Key Requirements of Brand Valuation Process:
For the conduction of the process of brand valuation, there are some of the key requirements which helps in the smooth and correct conduction of the overall process that is as listed below.
• Transparency of the process is of immense importance for the most appropriate result.
• Next comes the validity of the process which is quite essential in this regard.
• The reliability of the brand valuation process should be addressed properly.
• Sufficiency is another key requirement for the smooth conduction of the process of brand valuation.
• The objectivity of the process needs to be clearly defined in order to get the accurate result.
• Ultimately, the financial, legal and the behavioral parameters need to be properly analyzed so that brand value is correctly calculated
Brand Valuation Methodologies:
There are three main methodologies for brand valuation used by different companies which are as enumerated below:
The Cost Approach:
As can be understood from the name of the method, it is based on a calculation of the overall cost. Here the brand valuation is calculated on the basis of the overall cost of the tangible assets minus the cost of depreciation.
The Market Approach:
This approach is based on the estimation of the values of the market transactions of the compatible brands. If the asset undervaluation is unique, then the comparison is carried out in terms of utility, property and technological specialty. The data is calculated on similar or comparable transactions might be analyzed from the following sources.
• The annual reports of the company
• The specialized rate of royalty databases and publications
• Decisions concerning damage or depreciation
The Income Approach:
In the income approach method, the brand valuation is calculated by referring to the present value of the economic benefits over the remaining of the brand’s useful life. There is a total of six different methods of this income approach of calculating brand value.

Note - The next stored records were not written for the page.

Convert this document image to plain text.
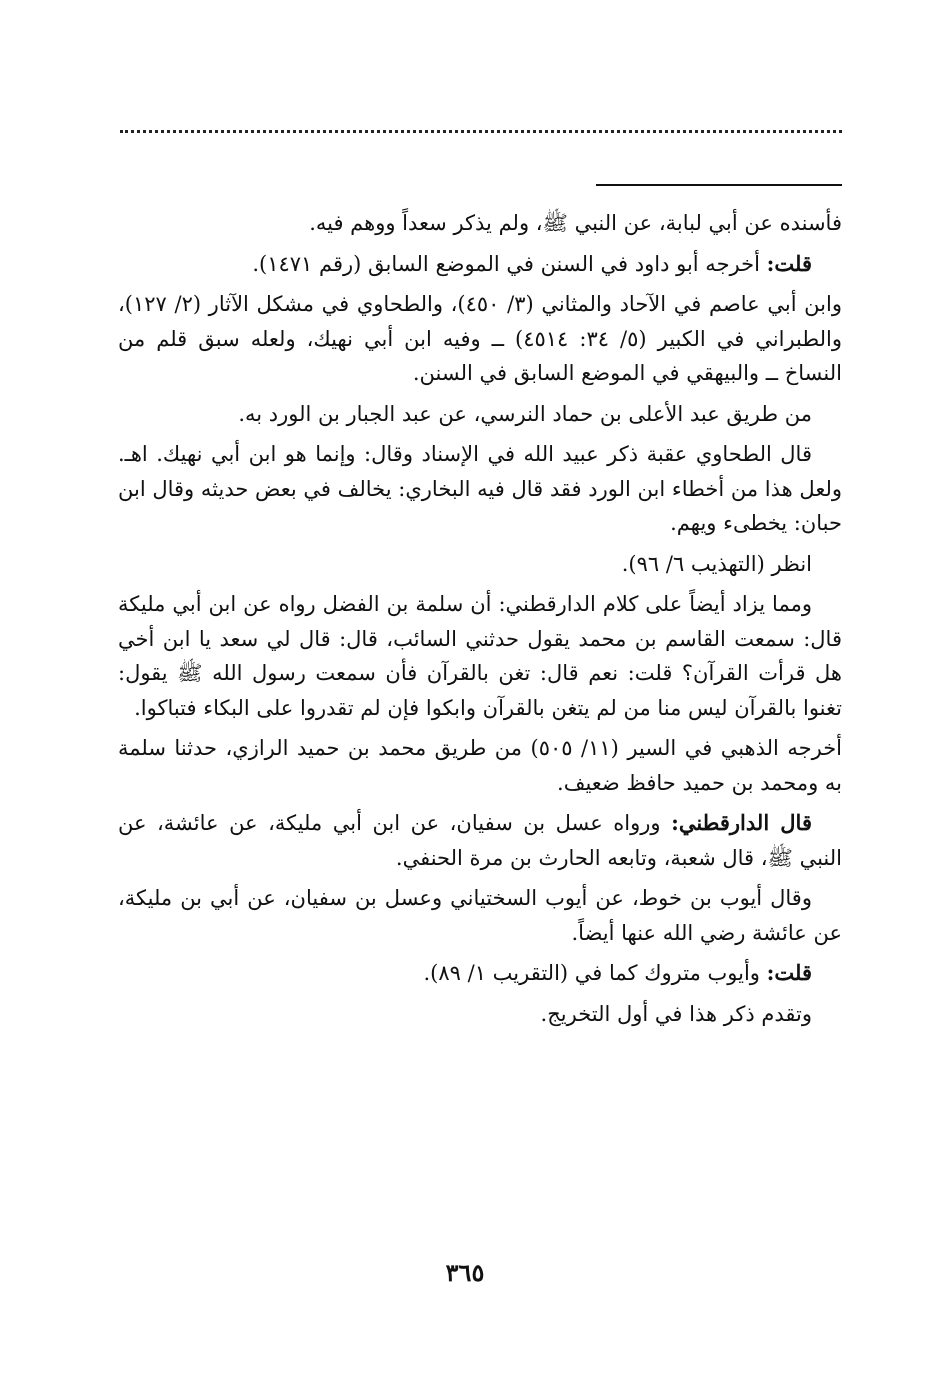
فأسنده عن أبي لبابة، عن النبي ﷺ، ولم يذكر سعداً ووهم فيه.

قلت: أخرجه أبو داود في السنن في الموضع السابق (رقم ١٤٧١).

وابن أبي عاصم في الآحاد والمثاني (٣/ ٤٥٠)، والطحاوي في مشكل الآثار (٢/ ١٢٧)، والطبراني في الكبير (٥/ ٣٤: ٤٥١٤) ــ وفيه ابن أبي نهيك، ولعله سبق قلم من النساخ ــ والبيهقي في الموضع السابق في السنن.

من طريق عبد الأعلى بن حماد النرسي، عن عبد الجبار بن الورد به.

قال الطحاوي عقبة ذكر عبيد الله في الإسناد وقال: وإنما هو ابن أبي نهيك. اهـ. ولعل هذا من أخطاء ابن الورد فقد قال فيه البخاري: يخالف في بعض حديثه وقال ابن حبان: يخطىء ويهم.

انظر (التهذيب ٦/ ٩٦).

ومما يزاد أيضاً على كلام الدارقطني: أن سلمة بن الفضل رواه عن ابن أبي مليكة قال: سمعت القاسم بن محمد يقول حدثني السائب، قال: قال لي سعد يا ابن أخي هل قرأت القرآن؟ قلت: نعم قال: تغن بالقرآن فأن سمعت رسول الله ﷺ يقول: تغنوا بالقرآن ليس منا من لم يتغن بالقرآن وابكوا فإن لم تقدروا على البكاء فتباكوا.

أخرجه الذهبي في السير (١١/ ٥٠٥) من طريق محمد بن حميد الرازي، حدثنا سلمة به ومحمد بن حميد حافظ ضعيف.

قال الدارقطني: ورواه عسل بن سفيان، عن ابن أبي مليكة، عن عائشة، عن النبي ﷺ، قال شعبة، وتابعه الحارث بن مرة الحنفي.

وقال أيوب بن خوط، عن أيوب السختياني وعسل بن سفيان، عن أبي بن مليكة، عن عائشة رضي الله عنها أيضاً.

قلت: وأيوب متروك كما في (التقريب ١/ ٨٩).

وتقدم ذكر هذا في أول التخريج.

٣٦٥
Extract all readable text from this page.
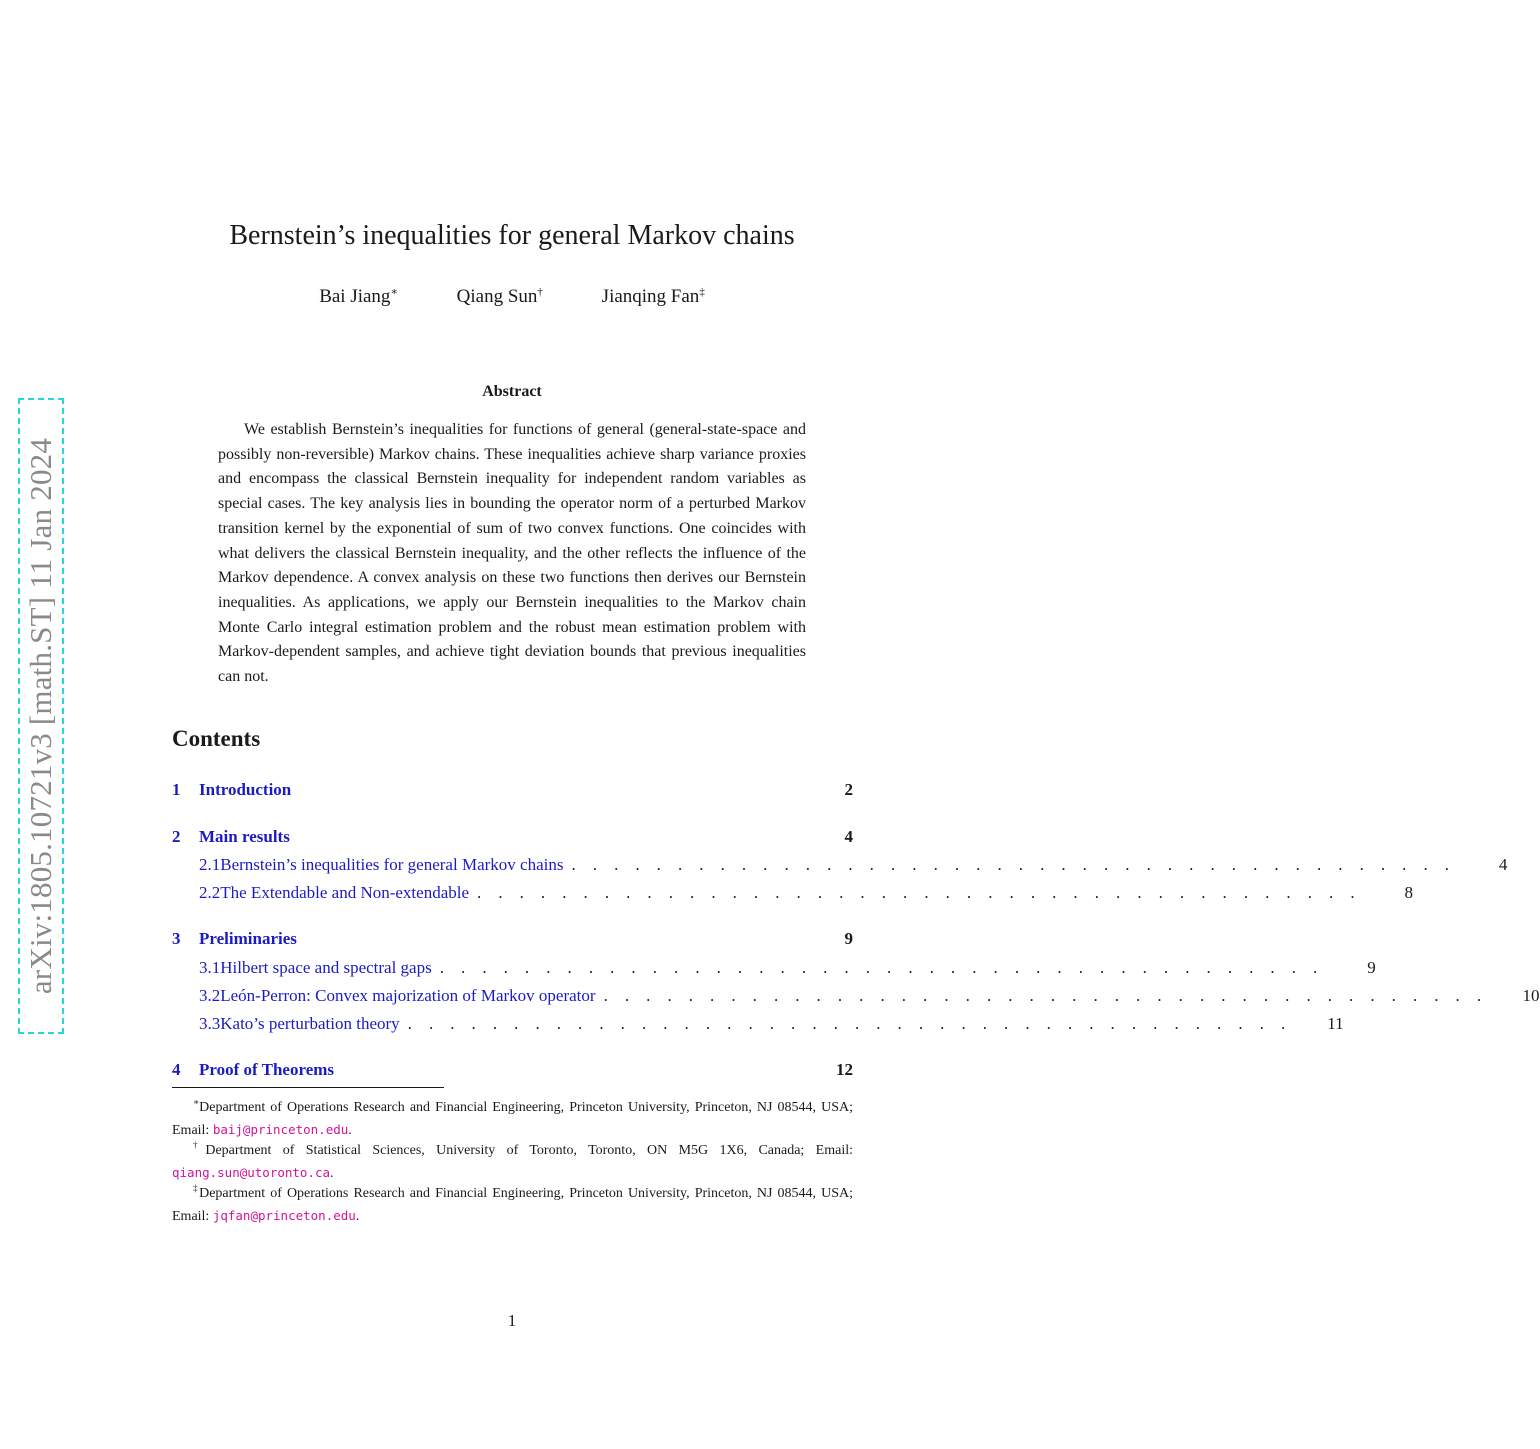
arXiv:1805.10721v3 [math.ST] 11 Jan 2024
Bernstein’s inequalities for general Markov chains
Bai Jiang∗	Qiang Sun†	Jianqing Fan‡
Abstract

We establish Bernstein’s inequalities for functions of general (general-state-space and possibly non-reversible) Markov chains. These inequalities achieve sharp variance proxies and encompass the classical Bernstein inequality for independent random variables as special cases. The key analysis lies in bounding the operator norm of a perturbed Markov transition kernel by the exponential of sum of two convex functions. One coincides with what delivers the classical Bernstein inequality, and the other reflects the influence of the Markov dependence. A convex analysis on these two functions then derives our Bernstein inequalities. As applications, we apply our Bernstein inequalities to the Markov chain Monte Carlo integral estimation problem and the robust mean estimation problem with Markov-dependent samples, and achieve tight deviation bounds that previous inequalities can not.

Contents
1	Introduction	2
2	Main results	4
2.1 Bernstein’s inequalities for general Markov chains . . . . . . . . . . . . . . . . . . . . . . . . . . . . . . . . . . . . . . . . . .	4
2.2 The Extendable and Non-extendable . . . . . . . . . . . . . . . . . . . . . . . . . . . . . . . . . . . . . . . . . .	8
3	Preliminaries	9
3.1 Hilbert space and spectral gaps . . . . . . . . . . . . . . . . . . . . . . . . . . . . . . . . . . . . . . . . . .	9
3.2 León-Perron: Convex majorization of Markov operator . . . . . . . . . . . . . . . . . . . . . . . . . . . . . . . . . . . . . . . . . . 10
3.3 Kato’s perturbation theory . . . . . . . . . . . . . . . . . . . . . . . . . . . . . . . . . . . . . . . . . .	11
4	Proof of Theorems	12
∗Department of Operations Research and Financial Engineering, Princeton University, Princeton, NJ 08544, USA; Email: baij@princeton.edu.
†Department of Statistical Sciences, University of Toronto, Toronto, ON M5G 1X6, Canada; Email: qiang.sun@utoronto.ca.
‡Department of Operations Research and Financial Engineering, Princeton University, Princeton, NJ 08544, USA; Email: jqfan@princeton.edu.
1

- Price premium method – Here the value is estimated by the price premium generated by the brand by comparing to a similar unbranded service or product.

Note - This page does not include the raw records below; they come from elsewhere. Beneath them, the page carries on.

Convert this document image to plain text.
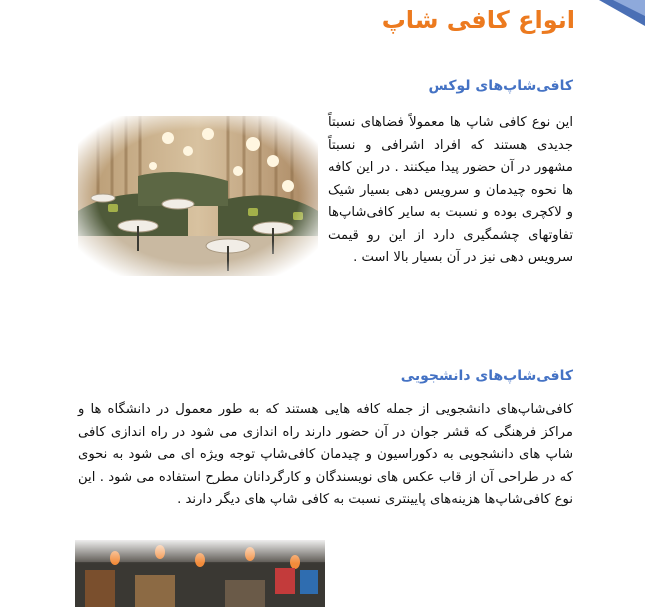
انواع کافی شاپ
کافی‌شاپ‌های لوکس

این نوع کافی شاپ ها معمولاً فضاهای نسبتاً جدیدی هستند که افراد اشرافی و نسبتاً مشهور در آن حضور پیدا میکنند . در این کافه ها نحوه چیدمان و سرویس دهی بسیار شیک و لاکچری بوده و نسبت به سایر کافی‌شاپ‌ها تفاوتهای چشمگیری دارد از این رو قیمت سرویس دهی نیز در آن بسیار بالا است .

کافی‌شاپ‌های دانشجویی

کافی‌شاپ‌های دانشجویی از جمله کافه هایی هستند که به طور معمول در دانشگاه ها و مراکز فرهنگی که قشر جوان در آن حضور دارند راه اندازی می شود در راه اندازی کافی شاپ های دانشجویی به دکوراسیون و چیدمان کافی‌شاپ توجه ویژه ای می شود به نحوی که در طراحی آن از قاب عکس های نویسندگان و کارگردانان مطرح استفاده می شود . این نوع کافی‌شاپ‌ها هزینه‌های پایینتری نسبت به کافی شاپ های دیگر دارند .
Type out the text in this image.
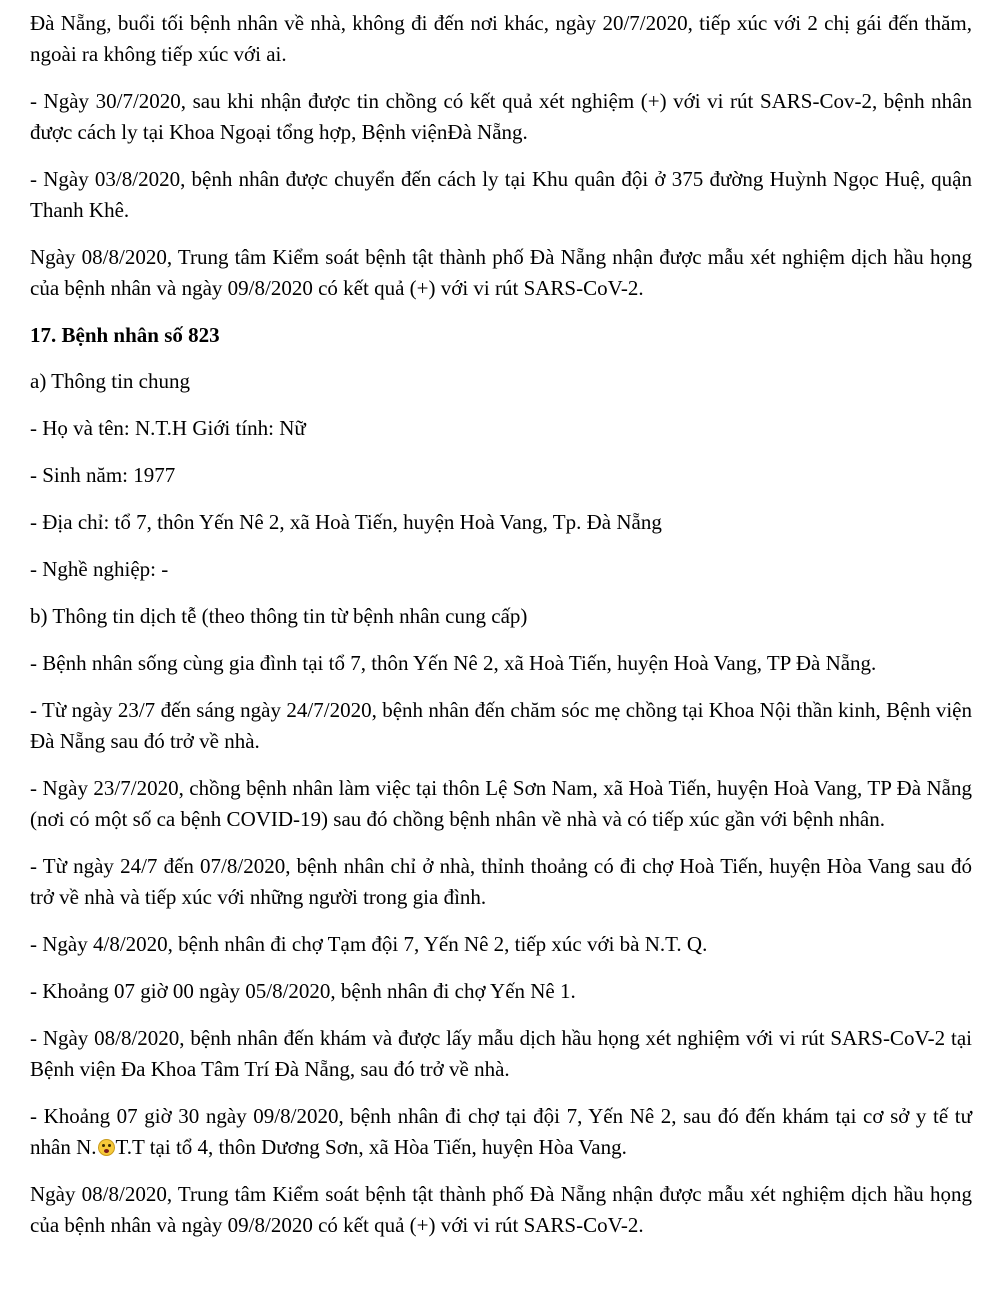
Đà Nẵng, buổi tối bệnh nhân về nhà, không đi đến nơi khác, ngày 20/7/2020, tiếp xúc với 2 chị gái đến thăm, ngoài ra không tiếp xúc với ai.

- Ngày 30/7/2020, sau khi nhận được tin chồng có kết quả xét nghiệm (+) với vi rút SARS-Cov-2, bệnh nhân được cách ly tại Khoa Ngoại tổng hợp, Bệnh việnĐà Nẵng.

- Ngày 03/8/2020, bệnh nhân được chuyển đến cách ly tại Khu quân đội ở 375 đường Huỳnh Ngọc Huệ, quận Thanh Khê.

Ngày 08/8/2020, Trung tâm Kiểm soát bệnh tật thành phố Đà Nẵng nhận được mẫu xét nghiệm dịch hầu họng của bệnh nhân và ngày 09/8/2020 có kết quả (+) với vi rút SARS-CoV-2.

17. Bệnh nhân số 823

a) Thông tin chung

- Họ và tên: N.T.H Giới tính: Nữ

- Sinh năm: 1977

- Địa chỉ: tổ 7, thôn Yến Nê 2, xã Hoà Tiến, huyện Hoà Vang, Tp. Đà Nẵng

- Nghề nghiệp: -

b) Thông tin dịch tễ (theo thông tin từ bệnh nhân cung cấp)

- Bệnh nhân sống cùng gia đình tại tổ 7, thôn Yến Nê 2, xã Hoà Tiến, huyện Hoà Vang, TP Đà Nẵng.

- Từ ngày 23/7 đến sáng ngày 24/7/2020, bệnh nhân đến chăm sóc mẹ chồng tại Khoa Nội thần kinh, Bệnh viện Đà Nẵng sau đó trở về nhà.

- Ngày 23/7/2020, chồng bệnh nhân làm việc tại thôn Lệ Sơn Nam, xã Hoà Tiến, huyện Hoà Vang, TP Đà Nẵng (nơi có một số ca bệnh COVID-19) sau đó chồng bệnh nhân về nhà và có tiếp xúc gần với bệnh nhân.

- Từ ngày 24/7 đến 07/8/2020, bệnh nhân chỉ ở nhà, thỉnh thoảng có đi chợ Hoà Tiến, huyện Hòa Vang sau đó trở về nhà và tiếp xúc với những người trong gia đình.

- Ngày 4/8/2020, bệnh nhân đi chợ Tạm đội 7, Yến Nê 2, tiếp xúc với bà N.T. Q.

- Khoảng 07 giờ 00 ngày 05/8/2020, bệnh nhân đi chợ Yến Nê 1.

- Ngày 08/8/2020, bệnh nhân đến khám và được lấy mẫu dịch hầu họng xét nghiệm với vi rút SARS-CoV-2 tại Bệnh viện Đa Khoa Tâm Trí Đà Nẵng, sau đó trở về nhà.

- Khoảng 07 giờ 30 ngày 09/8/2020, bệnh nhân đi chợ tại đội 7, Yến Nê 2, sau đó đến khám tại cơ sở y tế tư nhân N. T.T tại tổ 4, thôn Dương Sơn, xã Hòa Tiến, huyện Hòa Vang.

Ngày 08/8/2020, Trung tâm Kiểm soát bệnh tật thành phố Đà Nẵng nhận được mẫu xét nghiệm dịch hầu họng của bệnh nhân và ngày 09/8/2020 có kết quả (+) với vi rút SARS-CoV-2.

- Volume premium method – In this method, the brand value is estimated by the volume premium generated by the brand by comparing to a similar unbranded service or product.

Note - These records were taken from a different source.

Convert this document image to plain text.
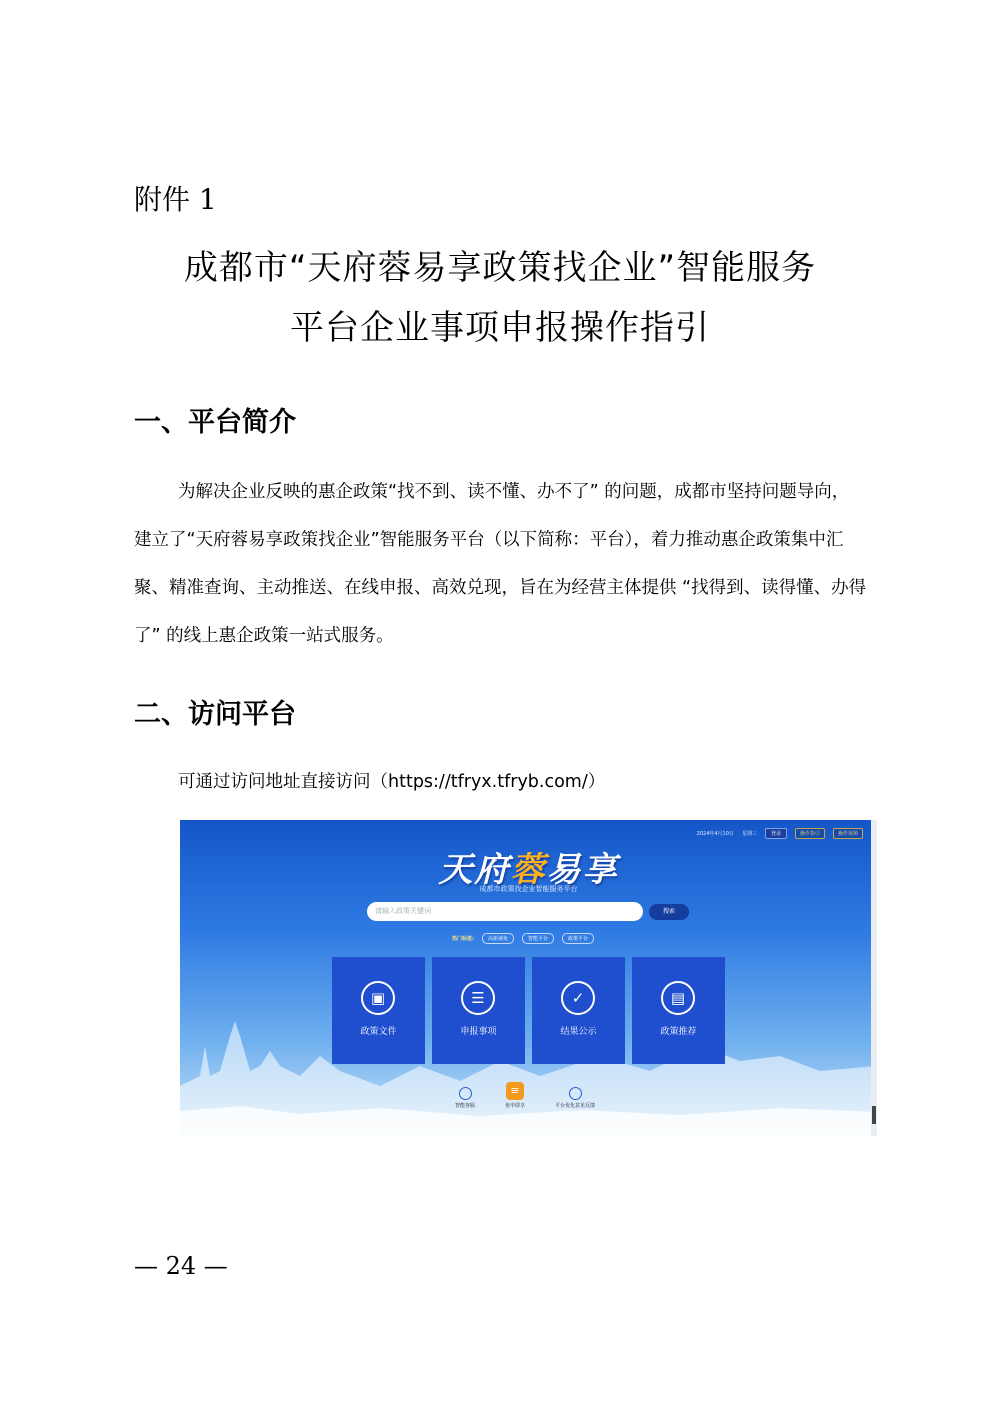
附件 1
成都市“天府蓉易享政策找企业”智能服务
平台企业事项申报操作指引
一、平台简介
为解决企业反映的惠企政策“找不到、读不懂、办不了” 的问题，成都市坚持问题导向，
建立了“天府蓉易享政策找企业”智能服务平台（以下简称：平台），着力推动惠企政策集中汇
聚、精准查询、主动推送、在线申报、高效兑现，旨在为经营主体提供 “找得到、读得懂、办得
了” 的线上惠企政策一站式服务。
二、访问平台
可通过访问地址直接访问（https://tfryx.tfryb.com/）
2024年4月10日 星期三	登录	操作指引	操作视频
天府蓉易享
成都市政策找企业智能服务平台
请输入政策关键词	搜索
热门标签:	高新减免	智能平台	政策平台
▣
政策文件
☰
申报事项
✓
结果公示
▤
政策推荐
智能客服
≡
免申即享	平台优化意见反馈
— 24 —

- Income split method – In this method of valuation, the current value portion of the economic profits being caused to the brand over the remaining useful life.
- Multi-period excess earnings method – Here the valuation is done for each of the intangible assets for the purpose of calculation of the cost of capital of each.
- Incremental cash flow method – Here the extra flow of cash is identified in a brand when compared to an unbranded business of a similar type.
- Royalty relief method – In this method, it is theoretically assumed the company does not own the brand which it is operating. This method makes use of similar data available for similar arrangements in the industry and then assigns the value to the brand as the current value of future royalty payments.